Lo cierto es que el Gobierno montenegrino tenía la obligación de garantizar la libertad religiosa de las autoridades eclesiásticas, con independencia de las lecturas que los sectores montenegrinistas y pro DPS hicieran al respecto. Pero también el Ejecutivo tenía que garantizar que tiene un completo dominio sobre el territorio y la administración, frente a los recursos que se le presumen a Djukanović, con una fuerte ascendencia entre los cuerpos policiales y las fuerzas de seguridad del país. Djukanović tanto en 2019 como en la actualidad ha buscado instrumentalizar sin éxito la influencia de Belgrado sobre la Iglesia ortodoxa serbia en Montenegro, en una suerte de juego político que, al mismo tiempo, beneficia al presidente serbio, Aleksandar Vučić, como aparente rival político. Djukanović insiste en elevarse como defensor de la soberanía montenegrina, pero también nominar a Vučić como único interlocutor válido para garantizar la estabilidad regional en futuras crisis políticas. Todo ello en perjuicio de una sociedad montenegrina que está familiarizada con la convivencia multiétnica entre montenegrinos, serbios, bosníacos o albaneses, y que vivió la transición entre tensiones, pero sin una sola gota de sangre en comparación con sus vecinos. La ceremonia se celebró y las protestas no cambiaron el escenario político, pero hicieron presentarse a Djukanović como un factor de desestabilización cuando, en puridad, se trataba de una mera ceremonia religiosa.

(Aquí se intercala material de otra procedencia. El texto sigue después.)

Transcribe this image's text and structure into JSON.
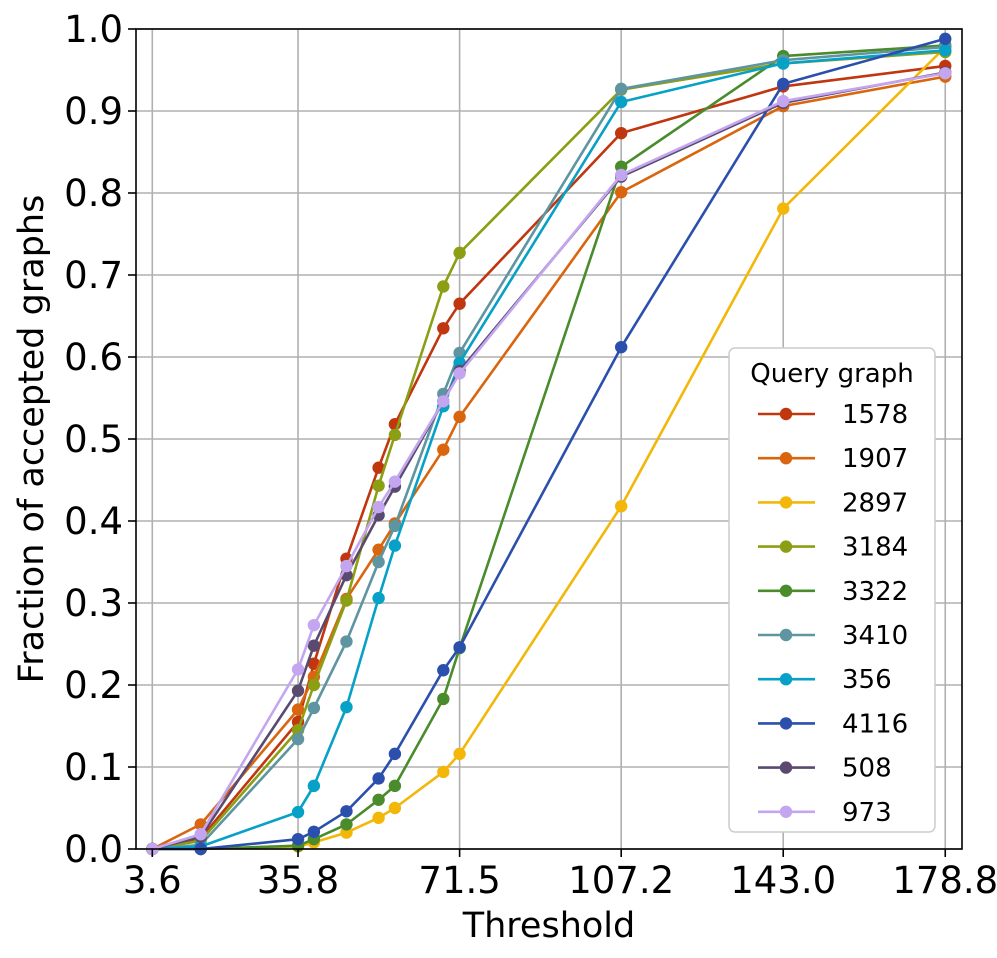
{
  "chart_data": {
    "type": "line",
    "title": "",
    "xlabel": "Threshold",
    "ylabel": "Fraction of accepted graphs",
    "xlim": [
      0,
      182.5
    ],
    "ylim": [
      0.0,
      1.0
    ],
    "xticks": [
      3.6,
      35.8,
      71.5,
      107.2,
      143.0,
      178.8
    ],
    "xtick_labels": [
      "3.6",
      "35.8",
      "71.5",
      "107.2",
      "143.0",
      "178.8"
    ],
    "yticks": [
      0.0,
      0.1,
      0.2,
      0.3,
      0.4,
      0.5,
      0.6,
      0.7,
      0.8,
      0.9,
      1.0
    ],
    "ytick_labels": [
      "0.0",
      "0.1",
      "0.2",
      "0.3",
      "0.4",
      "0.5",
      "0.6",
      "0.7",
      "0.8",
      "0.9",
      "1.0"
    ],
    "grid": true,
    "legend_title": "Query graph",
    "legend_position": "lower-right",
    "x": [
      3.6,
      14.3,
      35.8,
      39.3,
      46.5,
      53.6,
      57.2,
      67.9,
      71.5,
      107.2,
      143.0,
      178.8
    ],
    "series": [
      {
        "name": "1578",
        "color": "#c0360f",
        "values": [
          0.0,
          0.013,
          0.155,
          0.226,
          0.354,
          0.465,
          0.518,
          0.635,
          0.665,
          0.873,
          0.93,
          0.955
        ]
      },
      {
        "name": "1907",
        "color": "#d9650e",
        "values": [
          0.0,
          0.03,
          0.17,
          0.21,
          0.305,
          0.365,
          0.397,
          0.487,
          0.527,
          0.801,
          0.906,
          0.942
        ]
      },
      {
        "name": "2897",
        "color": "#f3b70a",
        "values": [
          0.0,
          0.0,
          0.003,
          0.008,
          0.02,
          0.038,
          0.05,
          0.094,
          0.116,
          0.418,
          0.781,
          0.978
        ]
      },
      {
        "name": "3184",
        "color": "#8b9e14",
        "values": [
          0.0,
          0.01,
          0.145,
          0.2,
          0.303,
          0.443,
          0.505,
          0.686,
          0.727,
          0.926,
          0.958,
          0.972
        ]
      },
      {
        "name": "3322",
        "color": "#4a8b2c",
        "values": [
          0.0,
          0.0,
          0.004,
          0.012,
          0.03,
          0.06,
          0.077,
          0.183,
          0.245,
          0.832,
          0.967,
          0.98
        ]
      },
      {
        "name": "3410",
        "color": "#5e95a0",
        "values": [
          0.0,
          0.005,
          0.134,
          0.172,
          0.253,
          0.35,
          0.394,
          0.555,
          0.605,
          0.927,
          0.962,
          0.978
        ]
      },
      {
        "name": "356",
        "color": "#07a1c7",
        "values": [
          0.0,
          0.003,
          0.045,
          0.077,
          0.173,
          0.306,
          0.37,
          0.54,
          0.593,
          0.911,
          0.958,
          0.974
        ]
      },
      {
        "name": "4116",
        "color": "#2b4fad",
        "values": [
          0.0,
          0.0,
          0.012,
          0.021,
          0.046,
          0.086,
          0.116,
          0.218,
          0.246,
          0.612,
          0.933,
          0.988
        ]
      },
      {
        "name": "508",
        "color": "#5a4a70",
        "values": [
          0.0,
          0.015,
          0.193,
          0.248,
          0.334,
          0.407,
          0.442,
          0.546,
          0.583,
          0.82,
          0.91,
          0.947
        ]
      },
      {
        "name": "973",
        "color": "#c4a6f0",
        "values": [
          0.0,
          0.018,
          0.219,
          0.273,
          0.345,
          0.417,
          0.448,
          0.546,
          0.58,
          0.822,
          0.912,
          0.946
        ]
      }
    ]
  }
}
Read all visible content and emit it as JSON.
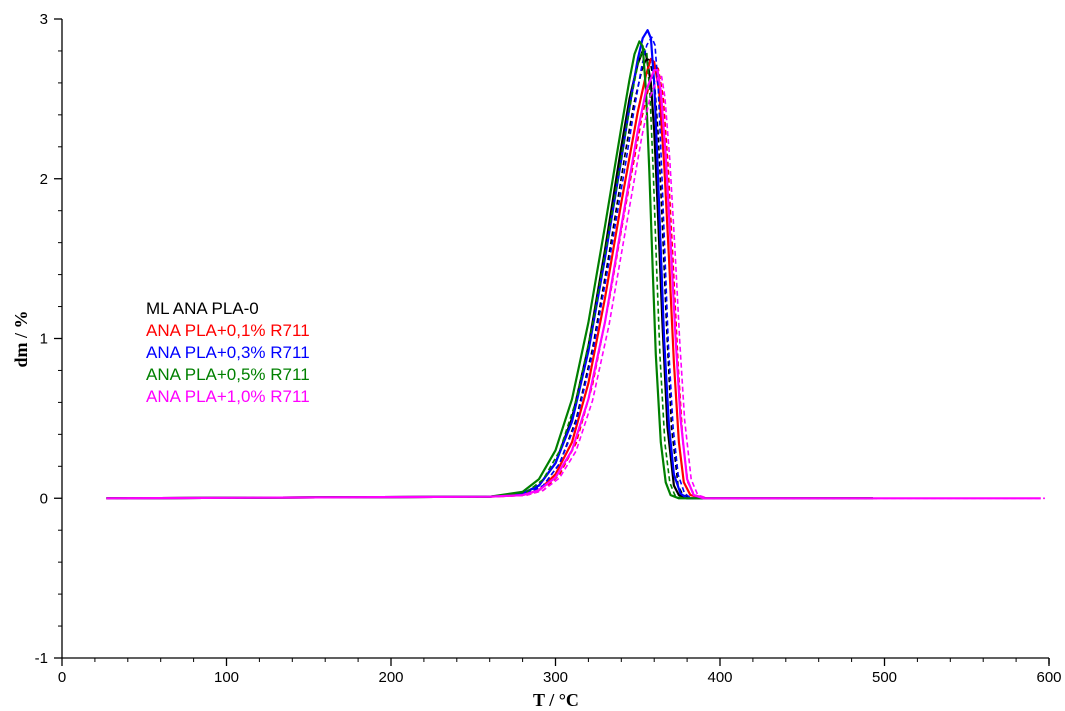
{
  "chart_data": {
    "type": "line",
    "xlabel": "T / °C",
    "ylabel": "dm / %",
    "xlim": [
      0,
      600
    ],
    "ylim": [
      -1,
      3
    ],
    "xticks": [
      0,
      100,
      200,
      300,
      400,
      500,
      600
    ],
    "yticks": [
      -1,
      0,
      1,
      2,
      3
    ],
    "legend_position": "left",
    "series": [
      {
        "name": "ML ANA PLA-0",
        "color": "#000000",
        "x": [
          27,
          260,
          280,
          290,
          300,
          310,
          320,
          330,
          340,
          345,
          350,
          353,
          355,
          358,
          360,
          362,
          365,
          368,
          372,
          375,
          380,
          400,
          493
        ],
        "y": [
          0,
          0.01,
          0.03,
          0.08,
          0.22,
          0.5,
          0.95,
          1.55,
          2.2,
          2.5,
          2.72,
          2.8,
          2.78,
          2.6,
          2.3,
          1.85,
          1.1,
          0.45,
          0.08,
          0.02,
          0,
          0,
          0
        ]
      },
      {
        "name": "ANA PLA+0,1% R711",
        "color": "#ff0000",
        "x": [
          27,
          260,
          280,
          290,
          300,
          310,
          320,
          330,
          340,
          350,
          355,
          358,
          360,
          363,
          366,
          369,
          372,
          375,
          378,
          382,
          390,
          493
        ],
        "y": [
          0,
          0.01,
          0.02,
          0.05,
          0.15,
          0.35,
          0.72,
          1.25,
          1.85,
          2.42,
          2.65,
          2.75,
          2.73,
          2.55,
          2.1,
          1.5,
          0.85,
          0.35,
          0.1,
          0.02,
          0,
          0
        ]
      },
      {
        "name": "ANA PLA+0,3% R711",
        "color": "#0000ff",
        "x": [
          27,
          260,
          280,
          290,
          300,
          310,
          320,
          330,
          340,
          345,
          350,
          353,
          356,
          358,
          360,
          362,
          364,
          366,
          369,
          372,
          376,
          380,
          390,
          493
        ],
        "y": [
          0,
          0.01,
          0.03,
          0.08,
          0.22,
          0.48,
          0.92,
          1.5,
          2.12,
          2.45,
          2.75,
          2.88,
          2.93,
          2.88,
          2.6,
          2.1,
          1.55,
          1.0,
          0.45,
          0.15,
          0.03,
          0,
          0,
          0
        ]
      },
      {
        "name": "ANA PLA+0,5% R711",
        "color": "#008000",
        "x": [
          27,
          260,
          280,
          290,
          300,
          310,
          320,
          330,
          340,
          345,
          348,
          351,
          353,
          355,
          357,
          359,
          361,
          364,
          367,
          370,
          375,
          390,
          493
        ],
        "y": [
          0,
          0.01,
          0.04,
          0.12,
          0.3,
          0.62,
          1.1,
          1.7,
          2.32,
          2.62,
          2.78,
          2.86,
          2.83,
          2.55,
          2.05,
          1.45,
          0.9,
          0.35,
          0.1,
          0.02,
          0,
          0,
          0
        ]
      },
      {
        "name": "ANA PLA+1,0% R711",
        "color": "#ff00ff",
        "x": [
          27,
          260,
          280,
          290,
          300,
          310,
          320,
          330,
          340,
          350,
          355,
          360,
          362,
          364,
          367,
          370,
          373,
          376,
          380,
          384,
          390,
          400,
          595
        ],
        "y": [
          0,
          0.01,
          0.02,
          0.05,
          0.13,
          0.3,
          0.62,
          1.1,
          1.7,
          2.3,
          2.55,
          2.68,
          2.68,
          2.55,
          2.15,
          1.6,
          1.0,
          0.5,
          0.12,
          0.02,
          0,
          0,
          0
        ]
      }
    ]
  }
}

La situación de Montenegro es moderadamente delicada a nivel geopolítico, porque su membresía en la OTAN no esconde que existen importantes sectores afines a Rusia, a los que no les interesa tanto el conflicto como mantener la tensión y la influencia en el pequeño país balcánico, y las tensiones en torno a la religiosidad ortodoxa generan ese tipo de fricciones que alteran la política de manera inmediata y sin grandes esfuerzos. Especialmente, en Bosnia y Herzegovina o en Kosovo, la debilidad estatal provoca que la movilización étnica sea una carta política atractiva para los líderes del nacionalismo serbio, para mover el tablero político a veces con la connivencia foránea. Pero todo esto, en este caso, solo es un dibujo del gran paisaje político, frente a la derrota simbólica más concreta de Djukanović. Con este movimiento, ha demostrado más sus debilidades que su fortaleza política fuera de las fronteras montenegrinas. Ya no controla todos los resortes como antaño, y su protagonismo se ha vuelto un peligro para la seguridad local desde el momento en el que apela al conflicto religioso, algo que en Washington o Bruselas te hace perder enteros, que era aquello en lo que él más basaba su perfil político cuando su partido, el DPS, gobernaba casi indiscutidamente el país.